Although the green flowers of the grape are not very noteworthy as flowers go, the plant does release a pungent odor from the base of the pistil during bloom which is supposed to be an aphrodisiac. And although it may not rival the sweetness of Shakespeare’s rose, to a winegrower that aroma of fruit flowering is pretty exciting.

Waiting for Godot, er, GDD

November 9th, 2011

The extended period of rainy weather this spring has been lost on no one who has bothered to poke their head outside. The effect of this on local grape vines has been to significantly delay, by 3-4 weeks, the normal occurrence of bud break, that point in time when the new green shoots of a grapevine finally emerge (burst or break) from the buds on the cane. With this late start, what’s the effect going to be on the eventual wine grape crop?
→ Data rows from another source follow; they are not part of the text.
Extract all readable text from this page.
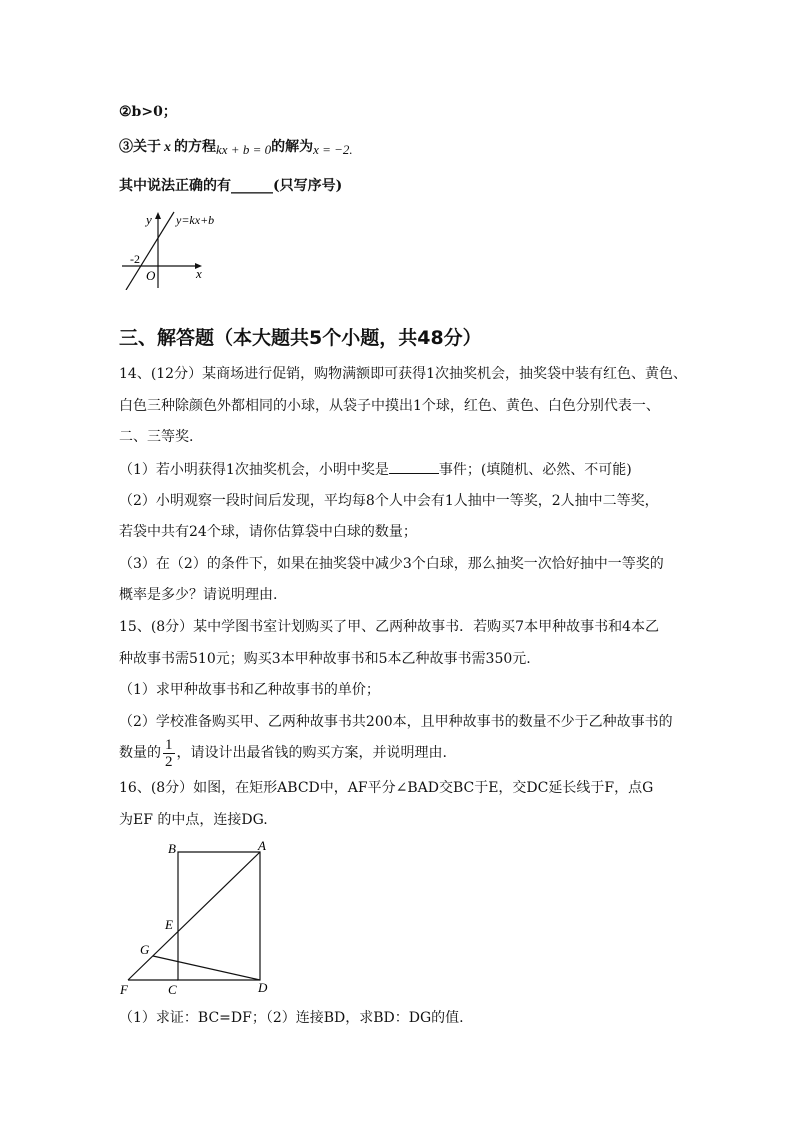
②b>0；
③关于 x 的方程kx + b = 0的解为x = −2.
其中说法正确的有______(只写序号)
y
x
O
-2
y=kx+b
三、解答题（本大题共5个小题，共48分）
14、(12分）某商场进行促销，购物满额即可获得1次抽奖机会，抽奖袋中装有红色、黄色、
白色三种除颜色外都相同的小球，从袋子中摸出1个球，红色、黄色、白色分别代表一、
二、三等奖.
（1）若小明获得1次抽奖机会，小明中奖是	事件；(填随机、必然、不可能)
（2）小明观察一段时间后发现，平均每8个人中会有1人抽中一等奖，2人抽中二等奖，
若袋中共有24个球，请你估算袋中白球的数量；
（3）在（2）的条件下，如果在抽奖袋中减少3个白球，那么抽奖一次恰好抽中一等奖的
概率是多少？请说明理由.
15、(8分）某中学图书室计划购买了甲、乙两种故事书．若购买7本甲种故事书和4本乙
种故事书需510元；购买3本甲种故事书和5本乙种故事书需350元.
（1）求甲种故事书和乙种故事书的单价；
（2）学校准备购买甲、乙两种故事书共200本，且甲种故事书的数量不少于乙种故事书的
数量的 $\frac{1}{2}$ ，请设计出最省钱的购买方案，并说明理由.
16、(8分）如图，在矩形ABCD中，AF平分∠BAD交BC于E，交DC延长线于F，点G
为EF 的中点，连接DG.
B	A
E
G
F	C	D
（1）求证：BC=DF；（2）连接BD，求BD：DG的值.
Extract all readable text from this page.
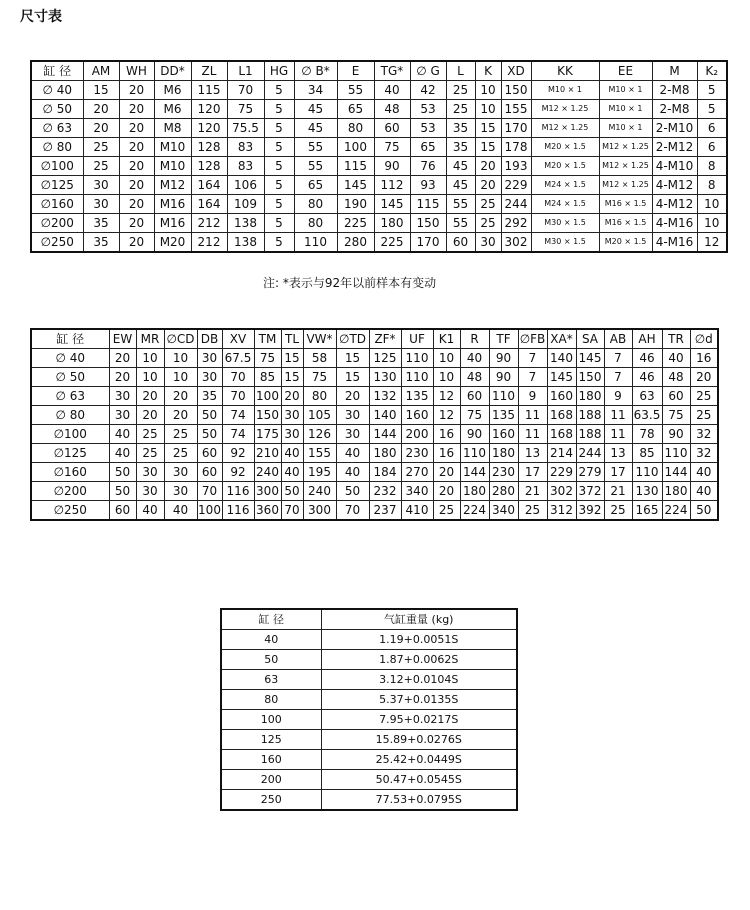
尺寸表
缸 径	AM	WH	DD*	ZL	L1	HG	∅ B*	E	TG*	∅ G	L	K	XD	KK	EE	M	K₂
∅ 40	15	20	M6	115	70	5	34	55	40	42	25	10	150	M10 × 1	M10 × 1	2-M8	5
∅ 50	20	20	M6	120	75	5	45	65	48	53	25	10	155	M12 × 1.25	M10 × 1	2-M8	5
∅ 63	20	20	M8	120	75.5	5	45	80	60	53	35	15	170	M12 × 1.25	M10 × 1	2-M10	6
∅ 80	25	20	M10	128	83	5	55	100	75	65	35	15	178	M20 × 1.5	M12 × 1.25	2-M12	6
∅100	25	20	M10	128	83	5	55	115	90	76	45	20	193	M20 × 1.5	M12 × 1.25	4-M10	8
∅125	30	20	M12	164	106	5	65	145	112	93	45	20	229	M24 × 1.5	M12 × 1.25	4-M12	8
∅160	30	20	M16	164	109	5	80	190	145	115	55	25	244	M24 × 1.5	M16 × 1.5	4-M12	10
∅200	35	20	M16	212	138	5	80	225	180	150	55	25	292	M30 × 1.5	M16 × 1.5	4-M16	10
∅250	35	20	M20	212	138	5	110	280	225	170	60	30	302	M30 × 1.5	M20 × 1.5	4-M16	12
注: *表示与92年以前样本有变动
缸 径	EW	MR	∅CD	DB	XV	TM	TL	VW*	∅TD	ZF*	UF	K1	R	TF	∅FB	XA*	SA	AB	AH	TR	∅d
∅ 40	20	10	10	30	67.5	75	15	58	15	125	110	10	40	90	7	140	145	7	46	40	16
∅ 50	20	10	10	30	70	85	15	75	15	130	110	10	48	90	7	145	150	7	46	48	20
∅ 63	30	20	20	35	70	100	20	80	20	132	135	12	60	110	9	160	180	9	63	60	25
∅ 80	30	20	20	50	74	150	30	105	30	140	160	12	75	135	11	168	188	11	63.5	75	25
∅100	40	25	25	50	74	175	30	126	30	144	200	16	90	160	11	168	188	11	78	90	32
∅125	40	25	25	60	92	210	40	155	40	180	230	16	110	180	13	214	244	13	85	110	32
∅160	50	30	30	60	92	240	40	195	40	184	270	20	144	230	17	229	279	17	110	144	40
∅200	50	30	30	70	116	300	50	240	50	232	340	20	180	280	21	302	372	21	130	180	40
∅250	60	40	40	100	116	360	70	300	70	237	410	25	224	340	25	312	392	25	165	224	50
缸 径	气缸重量 (kg)
40	1.19+0.0051S
50	1.87+0.0062S
63	3.12+0.0104S
80	5.37+0.0135S
100	7.95+0.0217S
125	15.89+0.0276S
160	25.42+0.0449S
200	50.47+0.0545S
250	77.53+0.0795S
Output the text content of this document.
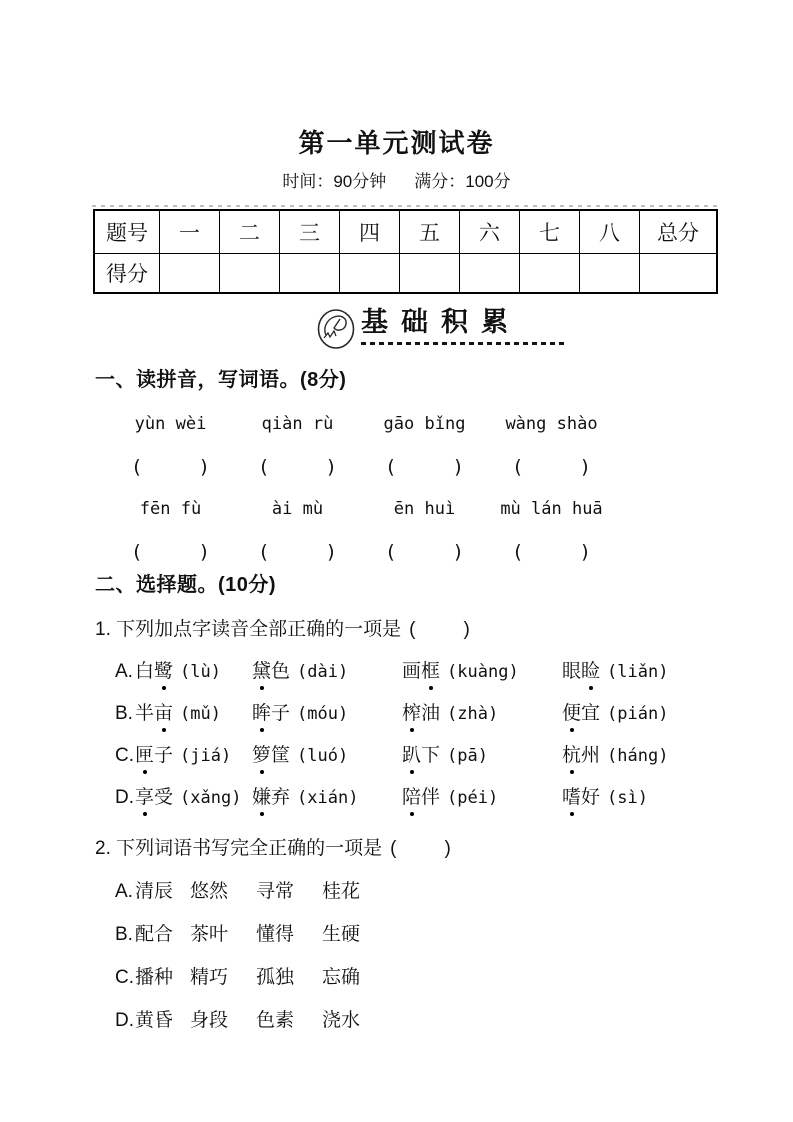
第一单元测试卷
时间：90分钟 满分：100分
题号	一	二	三	四	五	六	七	八	总分
得分									
基础积累
一、读拼音，写词语。(8分)
yùn wèi	qiàn rù	gāo bǐng	wàng shào
(	)	(	)	(	)	(	)
fēn fù	ài mù	ēn huì	mù lán huā
(	)	(	)	(	)	(	)
二、选择题。(10分)
1. 下列加点字读音全部正确的一项是 (	)
A. 白鹭 (lù)	黛色 (dài)	画框 (kuàng)	眼睑 (liǎn)
B. 半亩 (mǔ)	眸子 (móu)	榨油 (zhà)	便宜 (pián)
C. 匣子 (jiá)	箩筐 (luó)	趴下 (pā)	杭州 (háng)
D. 享受 (xǎng) 嫌弃 (xián)	陪伴 (péi)	嗜好 (sì)
2. 下列词语书写完全正确的一项是 (	)
A. 清辰 悠然 寻常 桂花
B. 配合 茶叶 懂得 生硬
C. 播种 精巧 孤独 忘确
D. 黄昏 身段 色素 浇水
This depends on a number of factors that will develop between now and harvest, the most important of which is the accumulation of something called degree days or growing degree days (GDD). It is widely assumed that grape plants are not actively growing unless temperatures reach at least 50 degrees Fahrenheit. A number of horticulturalists have posited variations of the theory that wine grapes must accumulate a certain amount of heat in order to ripen. They measure the accumulated heat by taking the daily mean temperature (the maximum for the day plus the minimum divided by 2) and subtracting 50. This gives one the number of growing degrees the plant has accumulated each day, which when multiplied by the number of days, yields the result, the GDD. Wine grape plants need somewhere around 1,500-1,700 GDD to ripen. So the main factor this year will be whether we can accumulate enough degree days before the weather turns cold again in the fall.
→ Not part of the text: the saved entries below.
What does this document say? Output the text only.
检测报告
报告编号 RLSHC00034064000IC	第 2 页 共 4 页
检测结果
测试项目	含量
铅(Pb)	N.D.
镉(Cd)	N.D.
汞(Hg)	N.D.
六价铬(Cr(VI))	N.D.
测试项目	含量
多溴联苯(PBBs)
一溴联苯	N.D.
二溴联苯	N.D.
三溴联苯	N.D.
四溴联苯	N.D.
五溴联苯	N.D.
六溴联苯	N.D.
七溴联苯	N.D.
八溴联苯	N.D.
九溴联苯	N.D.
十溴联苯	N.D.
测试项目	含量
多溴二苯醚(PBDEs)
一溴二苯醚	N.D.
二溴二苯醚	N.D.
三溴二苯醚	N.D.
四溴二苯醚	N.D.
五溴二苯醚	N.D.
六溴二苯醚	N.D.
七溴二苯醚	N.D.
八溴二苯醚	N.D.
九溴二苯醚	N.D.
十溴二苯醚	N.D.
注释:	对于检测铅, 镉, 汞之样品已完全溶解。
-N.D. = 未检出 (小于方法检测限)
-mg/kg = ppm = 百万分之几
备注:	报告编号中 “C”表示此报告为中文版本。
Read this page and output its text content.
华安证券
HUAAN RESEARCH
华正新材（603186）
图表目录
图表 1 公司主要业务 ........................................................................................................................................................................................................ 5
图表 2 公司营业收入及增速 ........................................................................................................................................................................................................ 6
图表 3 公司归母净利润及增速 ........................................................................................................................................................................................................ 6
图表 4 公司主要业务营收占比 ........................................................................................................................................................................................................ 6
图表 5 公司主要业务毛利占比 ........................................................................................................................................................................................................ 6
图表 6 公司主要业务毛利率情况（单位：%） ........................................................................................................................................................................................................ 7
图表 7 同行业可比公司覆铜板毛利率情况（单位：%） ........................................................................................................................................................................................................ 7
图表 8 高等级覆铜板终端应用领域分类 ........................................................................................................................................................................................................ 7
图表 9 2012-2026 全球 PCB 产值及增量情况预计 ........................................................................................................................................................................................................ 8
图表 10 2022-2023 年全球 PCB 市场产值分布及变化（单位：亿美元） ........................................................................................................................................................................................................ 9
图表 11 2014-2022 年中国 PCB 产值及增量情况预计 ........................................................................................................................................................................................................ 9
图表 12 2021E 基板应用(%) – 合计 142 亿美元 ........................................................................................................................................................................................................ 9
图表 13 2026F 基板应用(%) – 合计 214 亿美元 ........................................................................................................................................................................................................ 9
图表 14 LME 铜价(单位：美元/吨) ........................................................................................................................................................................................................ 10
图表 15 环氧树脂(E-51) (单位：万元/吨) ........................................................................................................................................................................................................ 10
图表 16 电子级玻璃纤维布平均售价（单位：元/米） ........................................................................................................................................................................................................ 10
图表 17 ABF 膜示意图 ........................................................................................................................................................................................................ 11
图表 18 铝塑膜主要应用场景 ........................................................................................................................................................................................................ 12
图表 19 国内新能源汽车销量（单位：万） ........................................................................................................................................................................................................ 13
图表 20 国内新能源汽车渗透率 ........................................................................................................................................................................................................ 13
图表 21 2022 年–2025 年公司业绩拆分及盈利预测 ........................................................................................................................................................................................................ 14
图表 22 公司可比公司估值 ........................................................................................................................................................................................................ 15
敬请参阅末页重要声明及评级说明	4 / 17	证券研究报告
But like almost everything related to grape growing, it is just not that simple. Other research has shown that grape plants stop growing when temperatures get too high. They respire, which is more or less the opposite of photosynthesis. This inhibits the normal ripening process. As a result, if we have a number of days where temperatures are extremely high, above 90 or so, then that heat is not really making up for the slow start in the spring. Sunlight is another factor. There are a number of areas which are warm enough to produce quality wine grapes, for example east coastal Australia, but which do not because of cloud cover. Thus although there are an adequate number of degree days during the growing season, the photosynthesis occurring in the plant is affected and that results in lesser quality fruit. Naturally, rainfall also plays its part as common sense suggests that no plant does well unless it receives the right amount of moisture.

So, with all those factors still unknown for this growing season, it becomes less of an existential practice and more speculative to forecast the eventual merits of the vintage. But what one is left with is a better appreciation of why the growing of grapes is so complex and, as a result, so intriguing in its variety.